Weißt du, was ich schade finde? Hier sind sehr viele Menschen, die schon länger auf der Welt sind und mir fehlen ihre Geschichten sehr. Selbst wenn alles fiktiv ist, war ich sofort in der Zeit.

 BeBa meinte dazu am 14.08.24 um 09:44:
Hallo Mondscheinsonate, danke dir. Ja, mit den älteren Geschichten hast du wohl Recht.

LG
Beba

 Teo (13.08.24, 08:05)
Mensch BeBa,
Weihnachten 64 habe ich meine Eisenbahn bekommen. Ich habe den Abend heute noch vor Augen. Ein Jahr später starb mein Vater. Tja, die letzte Zeile. Trauriger geht's nicht.
Meine Güte....wie mich dein Text berührt.
Danke.
Lieben Gruß 
Teo

 Mondscheinsonate antwortete darauf am 13.08.24 um 11:19:
Hast du die Eisenbahn noch?

 Teo schrieb daraufhin am 13.08.24 um 11:45:
Ach Cori...ich bin 1990 bei meiner 1. Frau ausgezogen und hatte in meiner neuen Wohnung weniger Platz. Da habe ich meine Eisenbahn auf dem Trödelmarkt verkauft. Glaube mir....ich bereue es heute noch...

 BeBa äußerte darauf am 14.08.24 um 09:47:
Ja, eine Eisenbahn hatten wir auch.
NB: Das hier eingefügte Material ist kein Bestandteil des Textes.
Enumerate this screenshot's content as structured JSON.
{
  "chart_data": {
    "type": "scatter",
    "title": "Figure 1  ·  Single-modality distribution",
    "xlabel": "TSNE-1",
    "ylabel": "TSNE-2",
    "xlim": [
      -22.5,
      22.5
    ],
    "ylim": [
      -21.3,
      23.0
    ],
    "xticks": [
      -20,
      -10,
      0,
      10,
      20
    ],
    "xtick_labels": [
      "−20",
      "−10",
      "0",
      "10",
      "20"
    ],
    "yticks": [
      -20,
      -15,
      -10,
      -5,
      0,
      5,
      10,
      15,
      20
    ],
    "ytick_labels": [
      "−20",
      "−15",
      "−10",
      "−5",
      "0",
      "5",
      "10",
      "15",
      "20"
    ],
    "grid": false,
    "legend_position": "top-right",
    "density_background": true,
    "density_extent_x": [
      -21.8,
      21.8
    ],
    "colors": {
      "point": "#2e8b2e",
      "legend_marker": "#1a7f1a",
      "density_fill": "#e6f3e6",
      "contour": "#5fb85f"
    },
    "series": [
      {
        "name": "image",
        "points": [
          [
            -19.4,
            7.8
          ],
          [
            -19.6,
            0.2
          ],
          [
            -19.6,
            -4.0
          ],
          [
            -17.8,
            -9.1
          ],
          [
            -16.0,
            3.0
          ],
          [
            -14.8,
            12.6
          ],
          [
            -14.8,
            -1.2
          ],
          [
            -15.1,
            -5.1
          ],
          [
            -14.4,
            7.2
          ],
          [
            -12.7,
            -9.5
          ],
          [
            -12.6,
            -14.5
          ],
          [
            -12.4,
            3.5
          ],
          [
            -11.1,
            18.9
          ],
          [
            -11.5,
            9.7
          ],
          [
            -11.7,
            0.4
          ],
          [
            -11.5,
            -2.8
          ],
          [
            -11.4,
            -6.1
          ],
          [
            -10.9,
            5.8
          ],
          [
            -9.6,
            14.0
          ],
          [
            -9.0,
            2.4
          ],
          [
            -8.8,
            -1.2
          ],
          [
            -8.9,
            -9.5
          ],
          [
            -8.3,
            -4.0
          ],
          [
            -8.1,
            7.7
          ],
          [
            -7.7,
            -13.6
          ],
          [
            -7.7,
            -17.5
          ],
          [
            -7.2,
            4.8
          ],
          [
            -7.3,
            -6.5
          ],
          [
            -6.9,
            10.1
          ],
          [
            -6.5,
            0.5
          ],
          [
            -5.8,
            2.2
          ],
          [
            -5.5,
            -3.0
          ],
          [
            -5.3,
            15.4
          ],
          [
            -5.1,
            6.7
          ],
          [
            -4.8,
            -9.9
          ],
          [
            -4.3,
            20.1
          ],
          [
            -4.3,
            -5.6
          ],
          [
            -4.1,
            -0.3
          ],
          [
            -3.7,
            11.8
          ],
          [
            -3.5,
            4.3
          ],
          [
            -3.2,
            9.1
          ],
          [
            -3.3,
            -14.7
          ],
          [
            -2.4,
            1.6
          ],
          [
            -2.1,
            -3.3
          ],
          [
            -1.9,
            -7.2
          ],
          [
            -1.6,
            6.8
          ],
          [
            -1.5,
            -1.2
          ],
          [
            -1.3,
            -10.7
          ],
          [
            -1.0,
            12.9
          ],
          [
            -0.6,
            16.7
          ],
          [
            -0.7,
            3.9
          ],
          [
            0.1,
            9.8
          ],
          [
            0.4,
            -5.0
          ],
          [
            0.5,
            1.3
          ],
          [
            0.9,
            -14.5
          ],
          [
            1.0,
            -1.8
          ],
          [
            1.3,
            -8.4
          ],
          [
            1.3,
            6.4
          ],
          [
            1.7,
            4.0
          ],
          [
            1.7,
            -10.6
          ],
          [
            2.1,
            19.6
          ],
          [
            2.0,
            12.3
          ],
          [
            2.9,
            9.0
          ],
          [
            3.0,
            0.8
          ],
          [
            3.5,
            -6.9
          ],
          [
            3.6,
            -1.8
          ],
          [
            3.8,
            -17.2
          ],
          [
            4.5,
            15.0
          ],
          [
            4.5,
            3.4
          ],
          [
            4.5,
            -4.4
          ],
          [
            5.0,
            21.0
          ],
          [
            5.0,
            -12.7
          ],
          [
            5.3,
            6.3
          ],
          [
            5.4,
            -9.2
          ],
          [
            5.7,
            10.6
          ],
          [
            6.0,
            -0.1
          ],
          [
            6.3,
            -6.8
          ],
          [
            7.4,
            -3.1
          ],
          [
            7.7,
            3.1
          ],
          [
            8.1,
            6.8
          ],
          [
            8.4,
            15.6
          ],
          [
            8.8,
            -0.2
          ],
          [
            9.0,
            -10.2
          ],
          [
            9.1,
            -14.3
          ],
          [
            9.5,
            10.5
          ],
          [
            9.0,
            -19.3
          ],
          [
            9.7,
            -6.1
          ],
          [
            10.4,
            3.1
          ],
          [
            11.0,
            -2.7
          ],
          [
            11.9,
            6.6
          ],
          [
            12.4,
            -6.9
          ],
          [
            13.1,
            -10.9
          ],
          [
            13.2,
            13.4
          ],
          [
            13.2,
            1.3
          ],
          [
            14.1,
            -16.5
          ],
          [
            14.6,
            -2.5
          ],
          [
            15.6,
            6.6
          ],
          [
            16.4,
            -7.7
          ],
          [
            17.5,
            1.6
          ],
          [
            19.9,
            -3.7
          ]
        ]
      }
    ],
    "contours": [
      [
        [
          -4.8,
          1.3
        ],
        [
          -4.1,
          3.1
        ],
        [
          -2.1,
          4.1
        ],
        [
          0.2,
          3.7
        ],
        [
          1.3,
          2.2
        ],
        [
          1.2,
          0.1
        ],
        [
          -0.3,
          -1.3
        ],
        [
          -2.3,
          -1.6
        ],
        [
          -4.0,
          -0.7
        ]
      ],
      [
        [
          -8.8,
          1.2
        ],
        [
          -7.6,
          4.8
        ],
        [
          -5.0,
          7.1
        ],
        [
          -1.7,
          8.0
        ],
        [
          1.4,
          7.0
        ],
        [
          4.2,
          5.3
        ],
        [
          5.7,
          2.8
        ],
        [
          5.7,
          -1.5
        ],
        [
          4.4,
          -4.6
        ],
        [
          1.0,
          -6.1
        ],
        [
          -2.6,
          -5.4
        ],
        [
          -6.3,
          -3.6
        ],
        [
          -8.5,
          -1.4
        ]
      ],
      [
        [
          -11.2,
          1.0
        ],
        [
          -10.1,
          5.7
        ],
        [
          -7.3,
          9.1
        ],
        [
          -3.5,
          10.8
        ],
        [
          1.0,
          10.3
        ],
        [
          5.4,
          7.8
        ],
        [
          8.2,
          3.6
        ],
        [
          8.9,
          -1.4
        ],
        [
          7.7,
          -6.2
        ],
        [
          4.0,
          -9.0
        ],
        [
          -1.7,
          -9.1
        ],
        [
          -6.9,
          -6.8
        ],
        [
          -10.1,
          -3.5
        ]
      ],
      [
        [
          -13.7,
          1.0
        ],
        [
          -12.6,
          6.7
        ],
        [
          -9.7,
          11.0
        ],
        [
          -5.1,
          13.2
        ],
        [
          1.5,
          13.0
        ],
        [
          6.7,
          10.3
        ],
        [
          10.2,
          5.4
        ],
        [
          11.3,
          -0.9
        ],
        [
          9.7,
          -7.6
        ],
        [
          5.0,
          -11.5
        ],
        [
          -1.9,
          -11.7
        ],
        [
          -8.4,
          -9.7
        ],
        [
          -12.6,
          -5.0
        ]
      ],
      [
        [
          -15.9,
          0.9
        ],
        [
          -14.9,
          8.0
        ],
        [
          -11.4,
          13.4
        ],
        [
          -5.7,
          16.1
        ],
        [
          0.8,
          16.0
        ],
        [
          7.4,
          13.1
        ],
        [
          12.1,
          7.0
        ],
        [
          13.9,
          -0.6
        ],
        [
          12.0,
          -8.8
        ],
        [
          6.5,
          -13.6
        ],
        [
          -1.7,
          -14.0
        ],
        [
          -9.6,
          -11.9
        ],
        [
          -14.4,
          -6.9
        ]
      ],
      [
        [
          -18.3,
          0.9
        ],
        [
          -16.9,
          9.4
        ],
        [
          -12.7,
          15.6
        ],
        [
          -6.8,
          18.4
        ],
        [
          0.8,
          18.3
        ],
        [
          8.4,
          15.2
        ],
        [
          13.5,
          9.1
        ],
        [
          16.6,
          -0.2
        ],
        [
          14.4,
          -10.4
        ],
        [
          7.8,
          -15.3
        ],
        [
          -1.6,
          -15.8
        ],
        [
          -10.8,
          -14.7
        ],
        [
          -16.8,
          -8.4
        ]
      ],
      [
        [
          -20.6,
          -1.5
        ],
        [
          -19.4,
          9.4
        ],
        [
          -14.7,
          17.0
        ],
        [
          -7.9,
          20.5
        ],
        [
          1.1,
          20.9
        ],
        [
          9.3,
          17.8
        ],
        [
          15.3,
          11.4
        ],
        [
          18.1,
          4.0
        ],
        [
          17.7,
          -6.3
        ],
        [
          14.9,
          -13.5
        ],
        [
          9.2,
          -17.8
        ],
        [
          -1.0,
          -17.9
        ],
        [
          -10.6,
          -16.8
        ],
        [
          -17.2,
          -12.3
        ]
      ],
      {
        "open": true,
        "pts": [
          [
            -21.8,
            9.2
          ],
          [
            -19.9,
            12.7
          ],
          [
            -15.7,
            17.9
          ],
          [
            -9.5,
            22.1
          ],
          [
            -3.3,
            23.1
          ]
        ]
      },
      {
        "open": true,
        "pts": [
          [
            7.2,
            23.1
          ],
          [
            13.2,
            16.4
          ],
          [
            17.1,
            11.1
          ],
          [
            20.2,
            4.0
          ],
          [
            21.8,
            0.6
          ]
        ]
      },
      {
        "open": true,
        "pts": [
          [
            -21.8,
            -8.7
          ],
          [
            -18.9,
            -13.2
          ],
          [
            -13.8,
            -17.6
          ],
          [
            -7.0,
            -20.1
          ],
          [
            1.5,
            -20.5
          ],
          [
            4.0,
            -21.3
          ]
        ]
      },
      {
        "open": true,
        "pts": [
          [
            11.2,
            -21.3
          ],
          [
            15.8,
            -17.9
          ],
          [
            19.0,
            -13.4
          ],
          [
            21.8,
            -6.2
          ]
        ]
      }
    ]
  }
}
Fast alle hatten Märklin, unser Vater hat sich für Fleischmann entschieden.

Schöne Erinnerung.

LG
BEBA

 Teo ergänzte dazu am 14.08.24 um 09:52:
Moin BeBa,
jau,  Fleischmann hatte ich auch. Da waren die Schienen auch viel realitischer. Ach man...ich hab die fast verschenkt.....
Gruß 
Teo

 Mondscheinsonate meinte dazu am 14.08.24 um 10:21:
Ich fragte auch, weil mich das sehr berührte. Die Merklin war die einzige Sache, die mein Papa, meine Schwester und ich zusammen Familie sein ließ. Papa und sie bastelten Berge und Häuser und ich fuhr mit dem Zug. Ich habe sie auch nicht mehr :( Mutter hat sie verkauft und ging mit dem Geld... eh schon wissen.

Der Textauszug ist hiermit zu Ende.